The protests appear to be largely spontaneous so far, with angry crowds carrying Iraqi flags and shunning any involvement by the country’s main political players.
Many traditional figures have expressed their support for the movement, with Sadr urging “peaceful demonstrations.”
He was behind the last round of major protests in Baghdad in 2016, when his supporters stormed the Green Zone, but his involvement appears much more limited this time.
On Wednesday night, the top United Nations official in Iraq, Jeanine Hennis-Plasschaert, met with some protesters in Baghdad to call for “direct dialogue” between them and government officials.
“The ability to preserve the right to protest is a sign of political and democratic maturity. Moreover, the use of force only fuels the anger,” she said in a statement.
“De-escalation is urgently needed.”
The violence drew a slew of criticism from Iraqi leaders including President Barham Saleh, and parliament has demanded an investigation into the incidents.
The protests follow months of simmering frustration over rampant power cuts, water shortages and state corruption.
But anger over staggering rates of youth unemployment, which is around 25 percent or double the adult rate according to the World Bank, appears to have set off this particular round of demonstrations.
“We want jobs and better public services. We’ve been demanding them for years and the government has never responded,” said Abdallah Walid, a 27-year-old protester.

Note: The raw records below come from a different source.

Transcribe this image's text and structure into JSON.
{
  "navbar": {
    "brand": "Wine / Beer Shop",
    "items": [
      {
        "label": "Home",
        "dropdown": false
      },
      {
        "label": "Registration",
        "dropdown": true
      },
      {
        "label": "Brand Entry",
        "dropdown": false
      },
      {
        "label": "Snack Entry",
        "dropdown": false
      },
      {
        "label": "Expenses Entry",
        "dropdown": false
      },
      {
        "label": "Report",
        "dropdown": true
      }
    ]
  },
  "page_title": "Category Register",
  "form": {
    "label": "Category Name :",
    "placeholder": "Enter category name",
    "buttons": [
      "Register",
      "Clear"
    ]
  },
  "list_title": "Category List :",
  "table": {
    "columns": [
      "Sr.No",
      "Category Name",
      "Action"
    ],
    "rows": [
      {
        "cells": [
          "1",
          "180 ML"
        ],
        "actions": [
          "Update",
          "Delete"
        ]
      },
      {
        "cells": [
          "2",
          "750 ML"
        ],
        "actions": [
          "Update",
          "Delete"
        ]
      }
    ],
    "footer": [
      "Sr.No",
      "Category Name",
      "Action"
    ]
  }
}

Demonstrations over similar issues engulfed the southern city of Basra last summer and effectively ended previous premier Haider Al-Abadi’s chances of a second term.
Abdel Mahdi now faces a similar challenge just weeks before his government marks a full year in power.
He called for the curfew after convening his national security council for an emergency meeting on Wednesday.
Abdel Mahdi has also blamed the violence on “aggressors who… deliberately created casualties,” a statement met with rage by protesters.